One of our favorite stops in the AVA was Col Solare. Col Solare is the result of a partnership of wine giants Chateau Ste Michelle and Italy’s Marches Antinori, whose family roots in the Italian wine business go back to 1385.

Red wine grapes

Our tour included a tasting stroll through the vineyard, munching on a variety of Cab grapes grown from different clones. It was amazing how different each clone tasted and gave us a greater appreciation of the art of winemaking.

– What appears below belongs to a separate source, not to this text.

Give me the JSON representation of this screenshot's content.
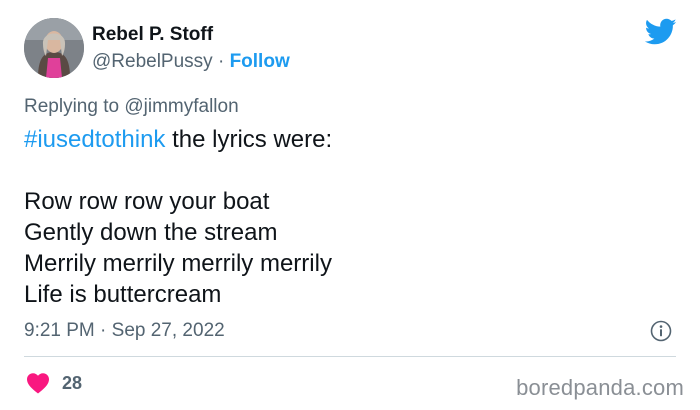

We headed back to the tasting room for a fascinating vertical tasting experience, which means different vintages of the same wine type from the same winery. We enjoyed both the 2014, 2015, and 2016 Cabs, each distinct and delicious. The 2014 boasted a 94+ points from The Wine Advocate and 94 points from Wine & Spirits. The nose was great, with aromas of dark fruit and subtle taste notes of vanilla. The tannins are well balanced, and the wine had a beautiful long finish.

Next up was the 2015 Cab, also given very high scores of 94 points from Jeb Dunnuck and 93 points from jamessuckling.com.

With grapes sourced from five different vineyards, the 2015 was rich and balanced, with a nose of berries and dark chocolate. Beginning with taste hints of vanilla and spice, it’s smooth finish is a lingering taste of cocoa and anise. Truly an excellent taste adventure!

We then left the Cab and moved on to the Collectors Society’s beautiful red blend. The Collectors Society wines are available only to the wine club members, and indeed suggests the old tag line “membership has its privileges.” The wine is a delightful blend of Cab Sauvignon (57%), Cab Franc (36%), and Carménère (7%). It truly was a privilege to taste and a lovely finish to our visit.

We were tempted to visit more of the iconic wineries in Red Mountain AVA, but it was time to head home. We will return! One, of many, reasons to return would be to experience one of their famous Winemakers' Dinners at Drumheller’s Food & Drink.

 

Editorial disclosure: travel and accommodations were generously provided.